自宅から15分ほど歩いたところで、職場が見えてきた。
古ぼけた、何の変哲もない校舎。
こののんびりした公立中学校が、私の職場。私はここで教師として、生徒に美術を教えている。担任はまだ持っていない。
「おはようございます」
職員室に入ると、たいていの先生が挨拶を返してくれる。
けれど、向かいの席の国語の奥田先生は、メガネをかけた目でこちらをじろりとにらんだだけだった。

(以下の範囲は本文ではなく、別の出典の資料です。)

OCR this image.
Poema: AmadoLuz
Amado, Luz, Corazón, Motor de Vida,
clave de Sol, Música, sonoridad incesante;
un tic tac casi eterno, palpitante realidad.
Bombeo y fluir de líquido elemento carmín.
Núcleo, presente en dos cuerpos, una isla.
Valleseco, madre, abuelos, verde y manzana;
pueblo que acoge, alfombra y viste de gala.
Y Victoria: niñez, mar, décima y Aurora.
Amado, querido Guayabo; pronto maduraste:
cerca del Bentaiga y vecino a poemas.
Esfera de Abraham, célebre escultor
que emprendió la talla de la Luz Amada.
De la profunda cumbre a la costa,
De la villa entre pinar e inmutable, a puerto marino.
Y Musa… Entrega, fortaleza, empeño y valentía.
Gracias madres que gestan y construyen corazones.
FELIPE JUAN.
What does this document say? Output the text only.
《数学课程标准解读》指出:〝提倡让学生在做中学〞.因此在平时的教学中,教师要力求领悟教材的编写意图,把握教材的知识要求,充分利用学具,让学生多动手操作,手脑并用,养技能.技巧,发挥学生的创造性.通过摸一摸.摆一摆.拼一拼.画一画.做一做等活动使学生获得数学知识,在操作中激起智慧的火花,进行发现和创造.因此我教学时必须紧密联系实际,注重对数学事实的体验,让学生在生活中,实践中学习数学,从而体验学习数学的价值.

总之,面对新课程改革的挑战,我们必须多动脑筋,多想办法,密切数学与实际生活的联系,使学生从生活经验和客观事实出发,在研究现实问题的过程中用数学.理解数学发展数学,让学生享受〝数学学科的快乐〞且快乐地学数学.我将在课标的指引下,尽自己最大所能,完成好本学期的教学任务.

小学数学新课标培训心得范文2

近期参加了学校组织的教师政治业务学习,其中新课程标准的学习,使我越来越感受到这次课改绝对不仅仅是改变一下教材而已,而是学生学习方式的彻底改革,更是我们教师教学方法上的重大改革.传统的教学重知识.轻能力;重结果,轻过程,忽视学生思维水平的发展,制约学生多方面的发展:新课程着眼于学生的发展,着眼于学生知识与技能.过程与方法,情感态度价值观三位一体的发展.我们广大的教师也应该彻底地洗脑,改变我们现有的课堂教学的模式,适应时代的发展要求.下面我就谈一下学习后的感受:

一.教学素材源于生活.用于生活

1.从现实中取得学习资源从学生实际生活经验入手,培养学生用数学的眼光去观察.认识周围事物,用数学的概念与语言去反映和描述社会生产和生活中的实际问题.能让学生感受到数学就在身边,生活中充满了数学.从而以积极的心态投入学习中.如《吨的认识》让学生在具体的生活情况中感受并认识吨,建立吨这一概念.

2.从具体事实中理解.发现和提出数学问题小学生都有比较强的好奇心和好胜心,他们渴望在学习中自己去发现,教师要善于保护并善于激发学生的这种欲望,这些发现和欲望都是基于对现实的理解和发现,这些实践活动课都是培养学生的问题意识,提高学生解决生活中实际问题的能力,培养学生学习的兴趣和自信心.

ひどいくせ毛で、流行おくれのメガネをかけた中年の女性だ。
「藤沢先生」
「はい?」
挨拶はしなかったくせに、いきなり人を名指しする奥田先生。
「あまり派手な装飾品は、家に置いてきた方が良いのでは? 生徒に示しがつきませんよ」
装飾品? 自分の格好を改めて見る。
生徒が羨ましがらないよう、ピアスも開けていないし、パーティーでしていたネックレスは、バッグの中。
心当たりが見つからず、奥田先生の方を見ると、彼女の視線は私の手に注がれているようだった。
ああ、これか。婚約指輪だ。外すのを忘れてきちゃった。むしろ、もらったことすら忘れてた。